Uzun yıllar boyunca ülkeyi milletin iradesine göre değil, medyasıyla, iş adamı dernekleriyle, bürokrasiyle, kurdukları bir vesayet sistemi aracılığıyla yönetmiş olanların buna asla tahammül edemediğini ifade eden Erdoğan, şöyle konuştu:
“Onlar da bu külliyeyle ilgili ne hukuki ne siyasi ne ahlaki bir sorun olmadığını en az bizim kadar, sizin kadar iyi biliyorlar. Tek sıkıntıları Beştepe’nin kendilerinin değil, milletin emrinde olmasıdır. İstedikleri kadar bağırsınlar, istedikleri kadar iftira atsınlar, istedikleri kadar uğraşsınlar Beştepe milletin emrinde olmaya devam edecektir…
Bir külliye olarak bugün burada ben görev görüyorum yarın burada başkaları görev görecek ama mesele böyle bir eseri ülkeme kazandırmaktır ve bu eserle beraber dünyaya farklı bir görüntüyü verebilmektir.

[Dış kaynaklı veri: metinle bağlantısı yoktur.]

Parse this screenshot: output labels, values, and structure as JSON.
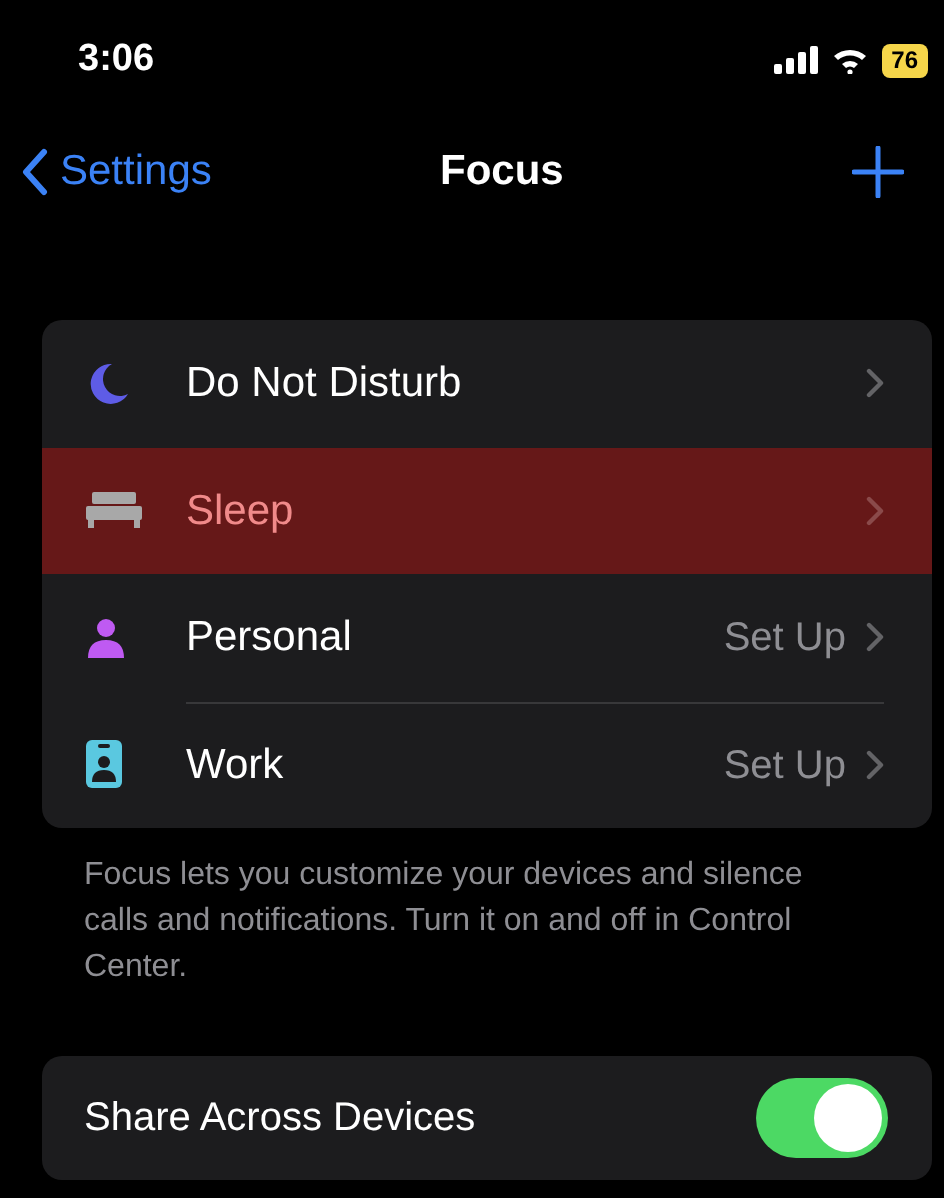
{
  "status_bar": {
    "time": "3:06",
    "battery": "76"
  },
  "nav": {
    "back": "Settings",
    "title": "Focus"
  },
  "focus_modes": [
    {
      "kind": "moon",
      "label": "Do Not Disturb",
      "selected": false
    },
    {
      "kind": "bed",
      "label": "Sleep",
      "selected": true
    },
    {
      "kind": "person",
      "label": "Personal",
      "detail": "Set Up",
      "selected": false
    },
    {
      "kind": "badge",
      "label": "Work",
      "detail": "Set Up",
      "selected": false
    }
  ],
  "footer": "Focus lets you customize your devices and silence calls and notifications. Turn it on and off in Control Center.",
  "share": {
    "label": "Share Across Devices",
    "on": true
  }
}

Bu eser bu milletin azametini göstermektedir, bu milletin onurunu göstermektedir.”
Vesayet odaklarının değil, İstanbul halkının emrinde belediye başkanlığı yaptığı için o dönemde o manşete maruz kaldığını ifade eden Erdoğan, “Aynı şekilde bugüne kadar bize yöneltilen eleştirilerin, hakaretlerin sebebi de başbakan ve cumhurbaşkanı olarak onların değil, milletin emrinde hizmet vermiş olmamızdır. Burada onların değil, sizin bulunmanızdan, sizin sesinizin duyuluyor olmasından rahatsızlar” dedi.
‘Teröre diz çöktüreceğiz’
Cumhurbaşkanı Erdoğan, konuşmasını şöyle sürdürdü:
“Biz hizmet siyasetine mi önem vereceğiz yoksa teröre mi? Terörü, biz ne yapacağız yapacağız, Allah’ın izni ile diz çöktüreceğiz. Bundan hiç endişeniz olmasın. Şehitlerimiz tabii ki bizim kanayan yaramız ama şunu bilin ki bir milletin zaferinin altında şehitler yatmaktadır. Onun için onu bir kenara koyamayız ama biz şunu da biliriz; şehitlerimiz diridir. Ölü değildir ve peygamberlik makamından sonra en yüce makam orasıdır.”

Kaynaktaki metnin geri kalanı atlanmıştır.